Pour un journaliste, enquêter sur la rémunération des chefs d’orchestre est un défi redoutable. Tous nos interlocuteurs se sont fermés comme des huîtres. Et cela bien qu’il soit question d’argent public.
Le conseil régional, principal contributeur, ne nous a jamais rappelé malgré plusieurs rendez-vous téléphoniques fixés et de nombreuses relances.

L’ONL a commencé par refuser de nous répondre – sans donner d’explication – avant de se raviser in extremis puis, en dernière ligne droite, de demander à relire l’article avant publication – ce que nous avons évidemment refusé.
Les jours qui ont précédé la parution, les appels téléphoniques se sont multipliés pour nous dire que nous ne cherchions pas au bon endroit, que nous nous trompions de cible. Bref, qu’il n’y avait pas matière à enquêter sur Jean-Claude Casadesus.

A l’heure où les dépenses publiques sont pointées du doigt, la transparence a encore de grands progrès à faire dans le secteur de la culture.

Le budget de l’ONL

Il s’élève à 9,7 millions d’euros. Les subventionnements publics représentent plus de 80 % des ressources totales.
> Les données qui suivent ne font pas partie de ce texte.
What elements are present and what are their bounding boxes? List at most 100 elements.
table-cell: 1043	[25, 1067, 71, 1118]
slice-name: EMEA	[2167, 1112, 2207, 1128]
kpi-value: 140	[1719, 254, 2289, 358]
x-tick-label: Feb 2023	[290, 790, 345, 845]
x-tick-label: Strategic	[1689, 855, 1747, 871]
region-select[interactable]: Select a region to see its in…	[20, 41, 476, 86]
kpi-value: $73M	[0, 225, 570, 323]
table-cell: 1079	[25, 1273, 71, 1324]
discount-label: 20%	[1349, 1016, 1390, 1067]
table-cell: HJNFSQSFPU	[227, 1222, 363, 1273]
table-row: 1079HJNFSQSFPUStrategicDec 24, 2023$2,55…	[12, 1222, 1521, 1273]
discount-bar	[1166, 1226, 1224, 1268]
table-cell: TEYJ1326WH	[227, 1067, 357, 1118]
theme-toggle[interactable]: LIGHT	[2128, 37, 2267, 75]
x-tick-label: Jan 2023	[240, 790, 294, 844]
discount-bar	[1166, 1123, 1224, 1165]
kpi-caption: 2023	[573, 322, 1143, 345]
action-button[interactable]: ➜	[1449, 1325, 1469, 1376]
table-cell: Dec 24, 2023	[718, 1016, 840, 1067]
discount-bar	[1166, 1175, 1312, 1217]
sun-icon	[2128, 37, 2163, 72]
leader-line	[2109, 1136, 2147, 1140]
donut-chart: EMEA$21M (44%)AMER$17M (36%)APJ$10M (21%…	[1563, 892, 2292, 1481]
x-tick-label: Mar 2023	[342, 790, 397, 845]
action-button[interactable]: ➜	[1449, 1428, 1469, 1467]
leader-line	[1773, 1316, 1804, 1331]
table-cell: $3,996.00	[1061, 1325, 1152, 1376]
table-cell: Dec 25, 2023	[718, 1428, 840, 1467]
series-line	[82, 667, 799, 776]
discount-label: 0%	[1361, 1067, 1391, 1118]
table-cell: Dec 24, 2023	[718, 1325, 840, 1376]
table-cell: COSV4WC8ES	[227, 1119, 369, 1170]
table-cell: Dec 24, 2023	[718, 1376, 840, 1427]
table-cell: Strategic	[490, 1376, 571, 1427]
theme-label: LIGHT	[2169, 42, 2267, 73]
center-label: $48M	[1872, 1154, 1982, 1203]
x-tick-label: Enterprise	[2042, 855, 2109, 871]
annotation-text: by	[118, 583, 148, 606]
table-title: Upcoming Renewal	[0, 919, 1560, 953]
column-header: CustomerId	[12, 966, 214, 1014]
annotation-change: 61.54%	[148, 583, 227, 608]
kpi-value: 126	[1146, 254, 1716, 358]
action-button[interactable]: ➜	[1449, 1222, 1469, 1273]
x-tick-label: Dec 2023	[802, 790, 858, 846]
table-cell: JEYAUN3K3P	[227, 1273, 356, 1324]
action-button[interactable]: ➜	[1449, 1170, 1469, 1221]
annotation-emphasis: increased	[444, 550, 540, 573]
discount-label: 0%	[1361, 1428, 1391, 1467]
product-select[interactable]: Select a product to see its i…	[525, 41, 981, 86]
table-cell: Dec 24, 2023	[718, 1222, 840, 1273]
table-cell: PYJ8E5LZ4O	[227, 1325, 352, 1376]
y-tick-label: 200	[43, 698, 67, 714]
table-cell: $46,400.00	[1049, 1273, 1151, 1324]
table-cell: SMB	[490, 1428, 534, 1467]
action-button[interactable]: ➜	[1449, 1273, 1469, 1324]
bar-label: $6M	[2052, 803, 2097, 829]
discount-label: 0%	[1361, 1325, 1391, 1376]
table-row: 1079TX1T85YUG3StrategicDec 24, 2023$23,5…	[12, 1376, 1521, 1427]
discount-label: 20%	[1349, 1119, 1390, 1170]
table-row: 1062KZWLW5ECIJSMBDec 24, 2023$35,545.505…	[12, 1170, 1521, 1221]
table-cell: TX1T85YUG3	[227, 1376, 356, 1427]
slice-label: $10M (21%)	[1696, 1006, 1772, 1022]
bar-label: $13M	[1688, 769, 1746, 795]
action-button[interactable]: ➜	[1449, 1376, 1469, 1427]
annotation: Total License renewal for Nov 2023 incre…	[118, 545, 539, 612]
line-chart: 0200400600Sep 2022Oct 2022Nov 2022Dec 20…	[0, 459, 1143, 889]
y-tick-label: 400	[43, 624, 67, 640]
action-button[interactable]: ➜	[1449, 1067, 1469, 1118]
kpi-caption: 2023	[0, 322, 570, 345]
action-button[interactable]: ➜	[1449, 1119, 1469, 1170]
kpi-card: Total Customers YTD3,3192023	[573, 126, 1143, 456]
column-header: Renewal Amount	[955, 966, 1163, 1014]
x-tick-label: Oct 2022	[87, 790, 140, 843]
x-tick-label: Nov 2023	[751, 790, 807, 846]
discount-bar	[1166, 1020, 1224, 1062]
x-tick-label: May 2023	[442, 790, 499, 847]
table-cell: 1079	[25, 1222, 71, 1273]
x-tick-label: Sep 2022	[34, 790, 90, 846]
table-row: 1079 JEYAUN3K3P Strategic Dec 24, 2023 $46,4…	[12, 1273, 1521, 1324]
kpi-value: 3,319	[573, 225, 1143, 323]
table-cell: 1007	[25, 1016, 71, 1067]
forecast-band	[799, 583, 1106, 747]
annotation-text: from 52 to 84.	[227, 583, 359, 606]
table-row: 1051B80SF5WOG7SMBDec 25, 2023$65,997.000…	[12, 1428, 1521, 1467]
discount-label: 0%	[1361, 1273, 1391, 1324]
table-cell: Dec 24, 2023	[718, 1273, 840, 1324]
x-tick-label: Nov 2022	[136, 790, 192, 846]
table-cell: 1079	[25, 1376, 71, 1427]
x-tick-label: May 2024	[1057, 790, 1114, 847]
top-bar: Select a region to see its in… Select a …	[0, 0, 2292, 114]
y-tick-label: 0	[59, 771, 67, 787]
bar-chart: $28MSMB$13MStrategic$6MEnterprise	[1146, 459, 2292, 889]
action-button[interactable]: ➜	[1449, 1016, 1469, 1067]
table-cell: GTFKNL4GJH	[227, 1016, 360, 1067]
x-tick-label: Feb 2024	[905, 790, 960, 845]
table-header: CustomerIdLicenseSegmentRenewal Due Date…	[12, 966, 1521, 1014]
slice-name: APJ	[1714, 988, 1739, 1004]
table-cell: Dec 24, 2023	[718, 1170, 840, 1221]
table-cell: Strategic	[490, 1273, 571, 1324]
La région Hauts-de-France, principal contributeur, a versé près de 5,3 M€ en 2015 – soit 75 % de l’apport des collectivités territoriales.

Elle met aussi les locaux du Nouveau Siècle à la disposition de l’orchestre. Par comparaison, la contribution de la Ville de Lille s’est élevé à seulement 784 870 € en 2017 (dont 50 000 € pour le Lille Piano’s Festival) tout comme en 2018. Cette année, le montant devrait être identique.